Kaligo sat stock-still as Kitsuki chuntered away at herself, frowning vaguely. She couldn't actually have forgotten his name, could he? Demons had perfect memories. Although it was possible that since he was from her pre-Changed days, she might actually have forgotten. . .

"Keyon!" she exclaimed suddenly, banging her glass down on the table. The amber liquid it in it jumped and sloshed, but fortunately did not cascade down over the lip of the glass. Even more fortunately, the glass didn't crack under the considerable force of the blow. Kitsuki was a demon, after all, and when drunk did not know her own strength. "Tha'wuz it. Keyon." She gulped down her gin, apparently not tasting it. "'e was a nice 'un. We took care o' each other, af'er th'folks left."

"Your parents left you?"

"'course they did!" Kaligo winced as Kitsuki raised her voice to a near shout. Then the volume fell again as she swirled the pale honey-colored liquid around in her glass. "Foxesh ain't good parentsh. They jus wan'--jus wan'--jus wan'--jus' wan' somethin' t' play wif. Ya know. So we took care o' each other. Learned t'--learned t' shteal 'n shtuff. Got pretty good. Yeh. We wuz a good team." She grinned drunkenly and swigged the rest of the gin, and then fumbled for another bottle. She had to try several times before her fingers finally came into contact with one. She couldn't pour straight, either, and the liquor spattered onto the table before it finally got into her glass. "'n then--'n then Keyon left."

Sometimes, if you prompted her, she was contrary enough to shut up entirely. But on the other hand, this drunk, she was likely to forget what she was talking about--or that she had even been talking in the first place--and stop. "He left?"

"Yeh. Jus' woke up 'un day and he wern't dere." Kitsuki looked almost sad. "Mebbe he got tired 'a me. Shick 'a draggin' 'round a baby shishtuh all de time." She took a deep draught of whatever it was in her glass. "Had t'go sholo. But sh' diffu--difersh--not shame, y'know. Hard, goin' alone."

"Didn't you try to find a partner?" Kaligo prompted.
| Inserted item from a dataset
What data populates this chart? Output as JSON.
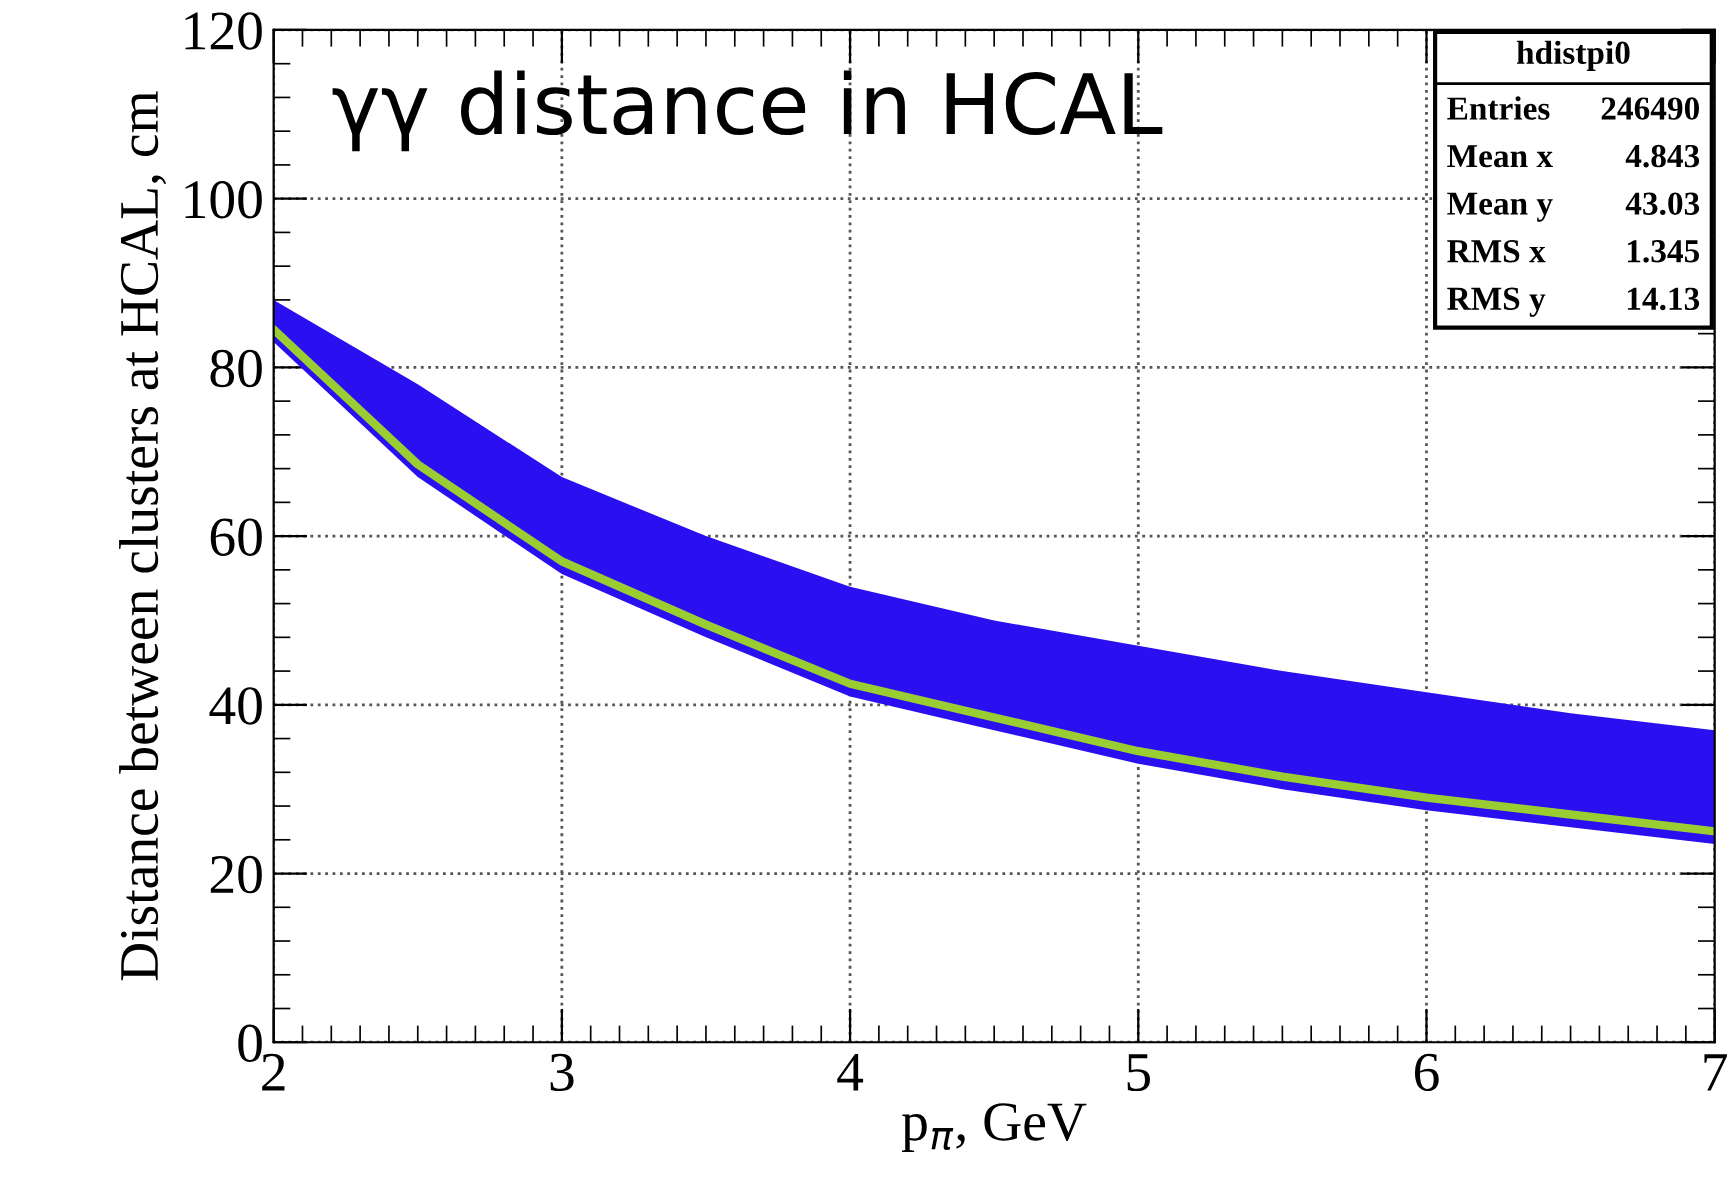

Kitsuki shrugged. "Tried, yeh. But foxesh--we ain't good w' dem. Dey comesh and goesh, you know." She waved a hand idly, narrowly avoiding toppling a bottle that was still two-thirds full. "Can't find one t'shtay. And then, y'know--" She shrugged again. "I died."

He knew.

Kitsuki squinted and cocked her head, peering at Kaligo. He tried to look away, uncomfortable at the scrutiny, and found that he couldn't. She was smiling strangely, her expression suffused with a peculiar sort of warmth that made Kaligo go still.
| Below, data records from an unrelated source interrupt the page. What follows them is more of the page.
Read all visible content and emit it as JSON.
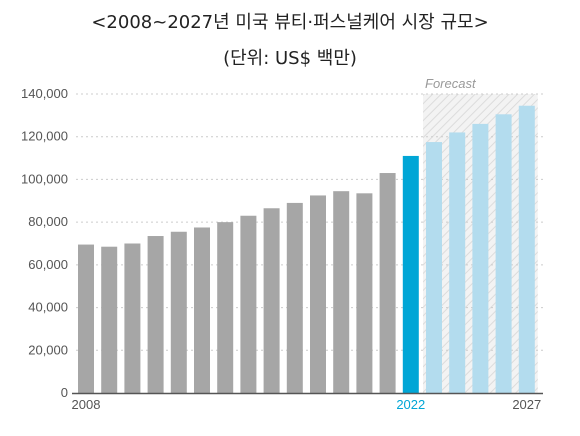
{
  "title": "<2008~2027년 미국 뷰티·퍼스널케어 시장 규모>",
  "subtitle": "(단위: US$ 백만)",
  "colors": {
    "historical": "#a6a6a6",
    "highlight": "#00a6d6",
    "forecast": "#b3dcee",
    "highlight_label": "#00a6d6",
    "grid": "#cccccc",
    "axis": "#555555"
  },
  "chart_data": {
    "type": "bar",
    "title": "<2008~2027년 미국 뷰티·퍼스널케어 시장 규모>",
    "subtitle": "(단위: US$ 백만)",
    "xlabel": "",
    "ylabel": "",
    "categories": [
      "2008",
      "2009",
      "2010",
      "2011",
      "2012",
      "2013",
      "2014",
      "2015",
      "2016",
      "2017",
      "2018",
      "2019",
      "2020",
      "2021",
      "2022",
      "2023",
      "2024",
      "2025",
      "2026",
      "2027"
    ],
    "values": [
      69500,
      68500,
      70000,
      73500,
      75500,
      77500,
      80000,
      83000,
      86500,
      89000,
      92500,
      94500,
      93500,
      103000,
      111000,
      117500,
      122000,
      126000,
      130500,
      134500
    ],
    "bar_kind": [
      "historical",
      "historical",
      "historical",
      "historical",
      "historical",
      "historical",
      "historical",
      "historical",
      "historical",
      "historical",
      "historical",
      "historical",
      "historical",
      "historical",
      "highlight",
      "forecast",
      "forecast",
      "forecast",
      "forecast",
      "forecast"
    ],
    "ylim": [
      0,
      140000
    ],
    "yticks": [
      0,
      20000,
      40000,
      60000,
      80000,
      100000,
      120000,
      140000
    ],
    "ytick_labels": [
      "0",
      "20,000",
      "40,000",
      "60,000",
      "80,000",
      "100,000",
      "120,000",
      "140,000"
    ],
    "x_tick_labels": [
      {
        "category": "2008",
        "label": "2008"
      },
      {
        "category": "2022",
        "label": "2022"
      },
      {
        "category": "2027",
        "label": "2027"
      }
    ],
    "forecast_label": "Forecast",
    "forecast_start": "2023",
    "forecast_end": "2027",
    "grid": "dotted-horizontal"
  }
}
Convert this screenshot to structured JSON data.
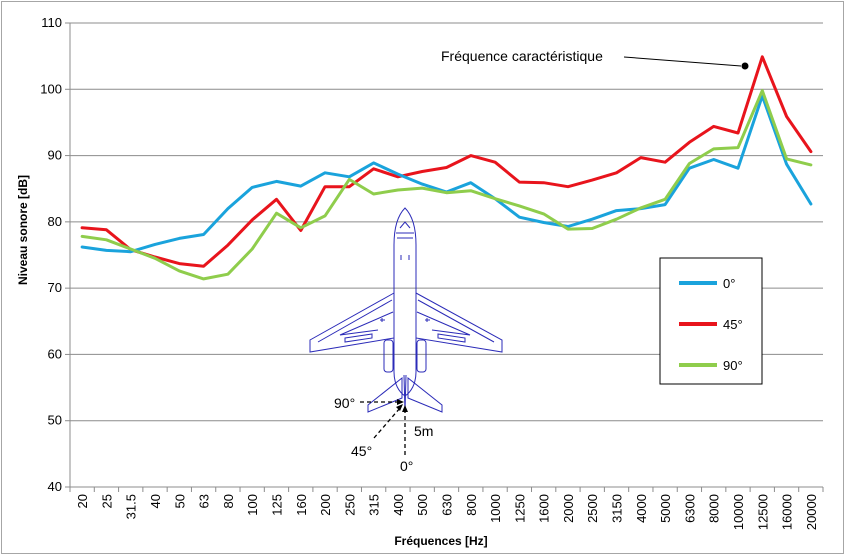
{
  "chart_data": {
    "type": "line",
    "title": "",
    "xlabel": "Fréquences [Hz]",
    "ylabel": "Niveau sonore [dB]",
    "ylim": [
      40,
      110
    ],
    "yticks": [
      40,
      50,
      60,
      70,
      80,
      90,
      100,
      110
    ],
    "grid": "horizontal",
    "legend_position": "right",
    "categories": [
      "20",
      "25",
      "31.5",
      "40",
      "50",
      "63",
      "80",
      "100",
      "125",
      "160",
      "200",
      "250",
      "315",
      "400",
      "500",
      "630",
      "800",
      "1000",
      "1250",
      "1600",
      "2000",
      "2500",
      "3150",
      "4000",
      "5000",
      "6300",
      "8000",
      "10000",
      "12500",
      "16000",
      "20000"
    ],
    "series": [
      {
        "name": "0°",
        "color": "#1aa3dc",
        "values": [
          76.2,
          75.7,
          75.5,
          76.6,
          77.5,
          78.1,
          82.0,
          85.2,
          86.1,
          85.4,
          87.4,
          86.8,
          88.9,
          87.2,
          85.7,
          84.5,
          85.9,
          83.5,
          80.7,
          79.9,
          79.3,
          80.4,
          81.7,
          82.0,
          82.6,
          88.1,
          89.4,
          88.1,
          99.0,
          88.7,
          82.7
        ]
      },
      {
        "name": "45°",
        "color": "#e8141c",
        "values": [
          79.1,
          78.8,
          75.8,
          74.7,
          73.7,
          73.3,
          76.5,
          80.3,
          83.4,
          78.7,
          85.3,
          85.3,
          88.0,
          86.8,
          87.6,
          88.2,
          90.0,
          89.0,
          86.0,
          85.9,
          85.3,
          86.3,
          87.4,
          89.7,
          89.0,
          92.0,
          94.4,
          93.4,
          104.9,
          95.9,
          90.6
        ]
      },
      {
        "name": "90°",
        "color": "#8fcd4c",
        "values": [
          77.8,
          77.3,
          75.9,
          74.5,
          72.6,
          71.4,
          72.1,
          75.9,
          81.3,
          79.1,
          80.9,
          86.4,
          84.2,
          84.8,
          85.1,
          84.4,
          84.7,
          83.5,
          82.4,
          81.2,
          78.9,
          79.0,
          80.4,
          82.1,
          83.4,
          88.8,
          91.0,
          91.2,
          99.8,
          89.5,
          88.6
        ]
      }
    ],
    "annotations": {
      "characteristic": "Fréquence caractéristique",
      "angle_90": "90°",
      "angle_45": "45°",
      "angle_0": "0°",
      "distance": "5m"
    }
  }
}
"Y'know," she said, and she was very close now, "y'not sho bad. You shtayed."

Then she kissed him.

Kaligo froze out of sheer shock. She tasted and smelled of drink, and she was either very drunk or inexperienced, because the kiss was sloppy and uncertain. Then she leaned just a little too far and fell, and when Kaligo tried to catch her they both went crashing to the floor, along with another one of the glasses. Kaligo had the wind knocked out of him as Kitsuki landed on top of him, and then he went very, very still, to see what would happen next.

Absolutely nothing. Kaligo craned his head up.

She was asleep.

Kaligo exhaled heavily and went limp.